Published online by Cambridge University Press: 03 April 2019
Water exposures in healthcare settings and during healthcare delivery can place patients at risk for infection with water-related organisms and can potentially lead to outbreaks. We aimed to describe Centers for Disease Control and Prevention (CDC) consultations involving water-related organisms leading to healthcare-associated infections (HAIs).
Retrospective observational study.
We reviewed internal CDC records from January 1, 2014, through December 31, 2017, using water-related terms and organisms, excluding Legionella, to identify consultations that involved potential or confirmed transmission of water-related organisms in healthcare. We determined plausible exposure pathways and routes of transmission when possible.

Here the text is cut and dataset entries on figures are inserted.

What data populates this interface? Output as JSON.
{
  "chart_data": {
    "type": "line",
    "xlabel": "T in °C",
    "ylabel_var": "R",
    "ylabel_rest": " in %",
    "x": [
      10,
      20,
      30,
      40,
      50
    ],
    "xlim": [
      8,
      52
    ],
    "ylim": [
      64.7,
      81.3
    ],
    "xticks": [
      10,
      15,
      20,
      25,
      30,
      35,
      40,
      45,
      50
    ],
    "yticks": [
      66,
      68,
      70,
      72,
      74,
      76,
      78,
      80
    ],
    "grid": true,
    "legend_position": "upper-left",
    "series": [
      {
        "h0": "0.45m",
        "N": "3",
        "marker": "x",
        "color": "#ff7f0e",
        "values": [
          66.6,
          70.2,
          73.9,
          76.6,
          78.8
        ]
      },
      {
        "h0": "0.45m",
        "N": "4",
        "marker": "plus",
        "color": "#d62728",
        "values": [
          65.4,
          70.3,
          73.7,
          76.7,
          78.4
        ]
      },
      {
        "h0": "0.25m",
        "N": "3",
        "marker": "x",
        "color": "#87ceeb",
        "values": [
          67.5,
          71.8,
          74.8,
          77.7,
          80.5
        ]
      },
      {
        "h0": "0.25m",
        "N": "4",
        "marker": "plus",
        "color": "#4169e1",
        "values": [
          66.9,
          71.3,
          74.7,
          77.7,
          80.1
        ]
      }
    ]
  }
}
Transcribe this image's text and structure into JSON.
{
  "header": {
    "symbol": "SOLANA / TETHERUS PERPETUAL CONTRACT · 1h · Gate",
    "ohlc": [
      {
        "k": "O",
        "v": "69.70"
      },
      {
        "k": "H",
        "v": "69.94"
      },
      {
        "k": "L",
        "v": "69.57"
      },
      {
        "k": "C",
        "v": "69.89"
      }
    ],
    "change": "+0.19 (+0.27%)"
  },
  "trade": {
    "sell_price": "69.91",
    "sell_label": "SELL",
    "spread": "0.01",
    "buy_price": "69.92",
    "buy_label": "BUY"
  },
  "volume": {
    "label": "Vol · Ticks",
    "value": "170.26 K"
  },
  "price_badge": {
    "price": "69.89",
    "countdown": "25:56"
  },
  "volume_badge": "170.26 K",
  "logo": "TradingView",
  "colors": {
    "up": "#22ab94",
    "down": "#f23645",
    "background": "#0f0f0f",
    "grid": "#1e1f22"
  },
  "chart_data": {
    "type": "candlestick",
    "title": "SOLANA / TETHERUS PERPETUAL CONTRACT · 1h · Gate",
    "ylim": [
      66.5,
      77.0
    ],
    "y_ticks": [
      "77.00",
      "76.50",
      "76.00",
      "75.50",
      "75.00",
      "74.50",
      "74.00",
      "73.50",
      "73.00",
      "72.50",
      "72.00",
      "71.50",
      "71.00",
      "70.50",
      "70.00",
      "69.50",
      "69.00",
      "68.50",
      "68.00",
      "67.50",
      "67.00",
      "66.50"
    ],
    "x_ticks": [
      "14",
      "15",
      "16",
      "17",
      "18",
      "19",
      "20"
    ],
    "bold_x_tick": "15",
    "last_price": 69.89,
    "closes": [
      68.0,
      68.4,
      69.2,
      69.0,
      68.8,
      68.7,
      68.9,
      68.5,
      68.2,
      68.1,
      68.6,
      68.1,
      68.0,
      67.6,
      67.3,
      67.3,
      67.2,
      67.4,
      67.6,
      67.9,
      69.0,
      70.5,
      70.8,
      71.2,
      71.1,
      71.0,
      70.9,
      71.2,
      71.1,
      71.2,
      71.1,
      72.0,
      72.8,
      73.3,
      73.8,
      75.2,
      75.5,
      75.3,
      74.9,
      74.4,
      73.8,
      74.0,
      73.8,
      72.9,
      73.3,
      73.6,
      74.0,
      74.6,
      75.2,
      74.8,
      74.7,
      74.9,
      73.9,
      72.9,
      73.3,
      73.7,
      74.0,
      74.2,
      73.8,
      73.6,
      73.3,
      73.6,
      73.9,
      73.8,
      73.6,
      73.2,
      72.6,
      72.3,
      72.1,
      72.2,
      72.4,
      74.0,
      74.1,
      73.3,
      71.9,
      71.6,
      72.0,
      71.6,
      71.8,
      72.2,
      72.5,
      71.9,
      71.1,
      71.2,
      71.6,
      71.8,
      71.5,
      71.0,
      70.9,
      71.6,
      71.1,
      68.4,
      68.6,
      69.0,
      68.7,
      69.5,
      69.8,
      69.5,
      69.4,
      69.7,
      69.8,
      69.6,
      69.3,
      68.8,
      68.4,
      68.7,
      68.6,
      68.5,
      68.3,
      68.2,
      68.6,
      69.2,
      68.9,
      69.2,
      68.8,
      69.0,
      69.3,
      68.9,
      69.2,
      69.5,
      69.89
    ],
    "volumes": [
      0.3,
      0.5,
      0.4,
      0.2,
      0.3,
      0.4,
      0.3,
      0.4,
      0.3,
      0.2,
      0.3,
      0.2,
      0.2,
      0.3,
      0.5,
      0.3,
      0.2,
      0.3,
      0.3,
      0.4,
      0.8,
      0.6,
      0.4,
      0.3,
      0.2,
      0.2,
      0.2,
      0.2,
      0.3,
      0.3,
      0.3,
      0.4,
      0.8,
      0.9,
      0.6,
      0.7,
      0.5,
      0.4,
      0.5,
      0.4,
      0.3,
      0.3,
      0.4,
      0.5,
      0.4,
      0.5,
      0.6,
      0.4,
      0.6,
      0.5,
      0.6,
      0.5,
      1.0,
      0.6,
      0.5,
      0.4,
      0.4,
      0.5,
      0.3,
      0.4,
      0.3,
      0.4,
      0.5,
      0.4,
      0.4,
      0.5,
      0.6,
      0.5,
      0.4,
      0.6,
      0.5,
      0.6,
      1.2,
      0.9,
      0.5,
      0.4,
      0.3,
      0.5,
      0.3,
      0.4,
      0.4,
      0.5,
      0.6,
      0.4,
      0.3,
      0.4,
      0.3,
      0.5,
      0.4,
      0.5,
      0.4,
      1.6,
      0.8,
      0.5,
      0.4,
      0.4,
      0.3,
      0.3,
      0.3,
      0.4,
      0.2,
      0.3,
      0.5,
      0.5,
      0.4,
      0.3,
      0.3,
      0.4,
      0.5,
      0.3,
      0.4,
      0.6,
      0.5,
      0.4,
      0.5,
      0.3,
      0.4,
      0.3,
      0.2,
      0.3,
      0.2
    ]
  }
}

Of 620 consultations during the study period, we identified 134 consultations (21.6%), with 1,380 patients, that involved the investigation of potential water-related HAIs or infection control lapses with the potential for water-related HAIs. Nontuberculous mycobacteria were involved in the greatest number of investigations (n = 40, 29.9%). Most frequently, investigations involved medical products (n = 48, 35.8%), and most of these products were medical devices (n = 40, 83.3%). We identified a variety of plausible water-exposure pathways, including medication preparation near water splash zones and water contamination at the manufacturing sites of medications and medical devices.
Water-related investigations represent a substantial proportion of CDC HAI consultations and likely represent only a fraction of all water-related HAI investigations and outbreaks occurring in US healthcare facilities. Water-related HAI investigations should consider all potential pathways of water exposure. Finally, healthcare facilities should develop and implement water management programs to limit the growth and spread of water-related organisms.